Earning 100 points doesn’t necessarily equate to a perfect, or even good, night’s sleep. For example, if you’re sick and taking painkillers, you could realistically get full marks, even if you wake up exhausted and have outliers in the Vitals section of the Health app. Sleep Score does not take into account your resting heart rate or heart rate variability, which can be good indicators of sleep quality and overall health.
Likewise, it completely ignores recorded workouts from previous days and calories burned, even though they could impact how well a user sleeps and feels the next morning. The same could be said about recorded respiratory rate, wrist temperature, and blood oxygen levels, which Sleep Score excludes completely.
Given its name, Sleep Score delivers on its promise; it assesses your main sleeping conditions. The problem, however, is that it fails to significantly innovate or improve sleep tracking on watchOS. If Apple is unable to significantly upgrade the feature, the company should have rolled it out quietly as it is a mostly cosmetic update.

Mahmoud Itani / Foundry
A simple patch
A more useful approach would have been to estimate users’ overall energy levels throughout the day. I use a third-party HealthKit-compatible app that accesses relevant metrics to display an overall “body battery” score. These include my workouts, active energy, heart rate readings, wrist temperature, mindfulness minutes, sleep data, and more.
The app analyzes my sleep duration, heart rate, vital signs, and more. to determine how recharged I am when I wake up. Recharged energy is also reflected through a 100-point rating system. As the day goes on, my score decreases based on logged workouts, heart rate, physical activity, etc.

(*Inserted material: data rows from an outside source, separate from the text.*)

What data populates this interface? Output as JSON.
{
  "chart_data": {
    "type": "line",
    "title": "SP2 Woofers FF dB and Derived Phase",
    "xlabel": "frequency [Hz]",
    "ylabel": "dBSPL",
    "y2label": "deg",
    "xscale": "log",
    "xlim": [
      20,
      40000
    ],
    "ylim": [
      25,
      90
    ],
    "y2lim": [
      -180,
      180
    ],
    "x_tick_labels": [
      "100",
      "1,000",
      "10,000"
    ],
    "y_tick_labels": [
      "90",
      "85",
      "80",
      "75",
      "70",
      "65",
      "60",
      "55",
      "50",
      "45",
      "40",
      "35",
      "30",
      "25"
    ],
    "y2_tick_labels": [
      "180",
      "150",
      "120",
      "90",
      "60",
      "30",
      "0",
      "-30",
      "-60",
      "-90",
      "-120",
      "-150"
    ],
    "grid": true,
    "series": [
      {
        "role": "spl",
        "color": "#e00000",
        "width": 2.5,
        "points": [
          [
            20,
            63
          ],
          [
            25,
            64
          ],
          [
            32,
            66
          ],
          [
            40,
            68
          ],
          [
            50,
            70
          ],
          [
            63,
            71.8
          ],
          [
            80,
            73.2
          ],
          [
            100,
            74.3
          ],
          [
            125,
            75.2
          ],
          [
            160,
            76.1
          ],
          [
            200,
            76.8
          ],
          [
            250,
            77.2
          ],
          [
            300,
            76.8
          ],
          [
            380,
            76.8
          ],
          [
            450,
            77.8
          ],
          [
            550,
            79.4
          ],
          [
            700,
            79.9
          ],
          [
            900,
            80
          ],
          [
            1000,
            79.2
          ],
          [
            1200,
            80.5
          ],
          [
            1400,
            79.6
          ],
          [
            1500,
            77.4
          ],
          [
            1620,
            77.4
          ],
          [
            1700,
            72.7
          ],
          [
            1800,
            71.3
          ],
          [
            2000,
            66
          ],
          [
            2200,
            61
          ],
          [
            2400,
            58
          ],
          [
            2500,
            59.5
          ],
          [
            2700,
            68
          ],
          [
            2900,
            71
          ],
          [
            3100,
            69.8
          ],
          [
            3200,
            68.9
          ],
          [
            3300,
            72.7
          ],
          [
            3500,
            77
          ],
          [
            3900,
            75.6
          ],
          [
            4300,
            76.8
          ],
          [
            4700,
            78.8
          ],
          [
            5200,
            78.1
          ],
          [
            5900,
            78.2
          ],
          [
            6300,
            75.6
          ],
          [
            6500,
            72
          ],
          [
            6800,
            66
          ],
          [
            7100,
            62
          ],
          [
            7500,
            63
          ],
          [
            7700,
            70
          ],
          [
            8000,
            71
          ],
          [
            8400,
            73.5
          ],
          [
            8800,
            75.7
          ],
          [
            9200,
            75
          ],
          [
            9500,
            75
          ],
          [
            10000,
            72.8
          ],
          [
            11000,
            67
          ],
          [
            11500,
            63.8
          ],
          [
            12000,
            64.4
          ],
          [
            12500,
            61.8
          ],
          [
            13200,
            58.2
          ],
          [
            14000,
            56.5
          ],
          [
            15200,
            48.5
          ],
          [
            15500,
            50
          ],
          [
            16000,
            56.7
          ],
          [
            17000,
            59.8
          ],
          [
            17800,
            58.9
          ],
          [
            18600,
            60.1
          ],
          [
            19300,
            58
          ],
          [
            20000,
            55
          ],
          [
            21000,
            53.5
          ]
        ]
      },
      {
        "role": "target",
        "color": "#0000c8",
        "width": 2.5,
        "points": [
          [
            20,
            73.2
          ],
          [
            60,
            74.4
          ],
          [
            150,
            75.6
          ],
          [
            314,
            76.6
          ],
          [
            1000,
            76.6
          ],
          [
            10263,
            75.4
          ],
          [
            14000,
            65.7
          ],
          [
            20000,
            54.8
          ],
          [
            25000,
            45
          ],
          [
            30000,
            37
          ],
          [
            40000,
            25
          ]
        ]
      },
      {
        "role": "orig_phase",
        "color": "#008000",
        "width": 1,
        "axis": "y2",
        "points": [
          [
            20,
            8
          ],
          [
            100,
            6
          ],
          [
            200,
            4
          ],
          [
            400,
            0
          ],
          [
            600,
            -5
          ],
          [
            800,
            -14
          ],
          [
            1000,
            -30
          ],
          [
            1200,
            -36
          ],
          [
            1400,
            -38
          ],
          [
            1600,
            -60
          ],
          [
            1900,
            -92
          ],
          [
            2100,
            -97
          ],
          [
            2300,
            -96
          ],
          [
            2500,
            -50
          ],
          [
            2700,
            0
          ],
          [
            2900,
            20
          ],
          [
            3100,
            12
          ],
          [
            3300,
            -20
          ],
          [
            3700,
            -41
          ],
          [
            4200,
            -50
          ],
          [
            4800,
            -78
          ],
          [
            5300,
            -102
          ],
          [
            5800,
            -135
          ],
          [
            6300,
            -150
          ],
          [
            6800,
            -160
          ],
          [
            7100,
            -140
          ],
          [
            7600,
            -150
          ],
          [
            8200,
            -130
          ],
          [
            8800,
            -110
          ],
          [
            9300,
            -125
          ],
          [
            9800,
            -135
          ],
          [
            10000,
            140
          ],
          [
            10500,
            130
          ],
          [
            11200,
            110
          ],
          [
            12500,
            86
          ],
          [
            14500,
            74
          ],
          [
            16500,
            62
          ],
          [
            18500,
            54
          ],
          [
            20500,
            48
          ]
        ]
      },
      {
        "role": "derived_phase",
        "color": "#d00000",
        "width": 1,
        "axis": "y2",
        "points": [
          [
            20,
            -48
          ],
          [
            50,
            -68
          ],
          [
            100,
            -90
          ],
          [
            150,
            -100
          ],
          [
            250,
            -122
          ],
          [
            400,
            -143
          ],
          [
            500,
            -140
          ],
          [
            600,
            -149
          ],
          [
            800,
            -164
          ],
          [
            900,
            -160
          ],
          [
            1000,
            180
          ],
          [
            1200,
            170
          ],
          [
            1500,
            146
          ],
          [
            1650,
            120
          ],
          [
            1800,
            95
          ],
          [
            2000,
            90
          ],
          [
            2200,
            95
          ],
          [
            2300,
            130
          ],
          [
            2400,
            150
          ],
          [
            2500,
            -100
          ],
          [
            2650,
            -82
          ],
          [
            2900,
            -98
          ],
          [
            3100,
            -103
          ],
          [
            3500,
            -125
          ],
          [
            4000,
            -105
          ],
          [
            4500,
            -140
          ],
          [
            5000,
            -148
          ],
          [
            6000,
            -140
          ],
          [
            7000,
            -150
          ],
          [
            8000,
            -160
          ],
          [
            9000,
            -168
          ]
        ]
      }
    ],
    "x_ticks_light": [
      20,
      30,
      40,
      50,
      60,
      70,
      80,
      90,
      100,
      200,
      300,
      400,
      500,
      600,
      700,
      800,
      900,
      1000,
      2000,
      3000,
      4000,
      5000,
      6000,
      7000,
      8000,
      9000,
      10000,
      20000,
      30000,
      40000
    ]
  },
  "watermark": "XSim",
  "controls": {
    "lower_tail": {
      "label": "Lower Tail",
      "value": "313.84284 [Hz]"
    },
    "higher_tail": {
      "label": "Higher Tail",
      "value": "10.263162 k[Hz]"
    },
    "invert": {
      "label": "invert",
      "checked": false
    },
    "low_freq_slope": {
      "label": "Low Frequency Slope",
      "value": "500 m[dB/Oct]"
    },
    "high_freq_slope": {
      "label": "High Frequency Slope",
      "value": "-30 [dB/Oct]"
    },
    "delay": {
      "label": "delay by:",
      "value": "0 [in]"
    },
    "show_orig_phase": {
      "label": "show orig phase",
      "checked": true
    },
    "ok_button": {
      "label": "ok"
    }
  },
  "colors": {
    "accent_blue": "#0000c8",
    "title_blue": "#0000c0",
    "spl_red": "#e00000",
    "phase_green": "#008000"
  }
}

Beyond the overall body battery assessment, the app estimates fatigue and stress levels. The readings tend to be accurate because they take into account health data from the past few weeks and are not limited to measurements from a single day. The body battery route helps me get a realistic representation of my state in real time, instead of being limited to a static score formed from incomplete sleep measurements.
Given that Apple reportedly plans to launch a Health+ service next year with AI coaching, I’m still hopeful. The company could potentially bundle a tool that reads a user’s entire Health app log and presents a meaningful report that dynamically changes each day. In the meantime, I press snooze on the Sleep Score feature.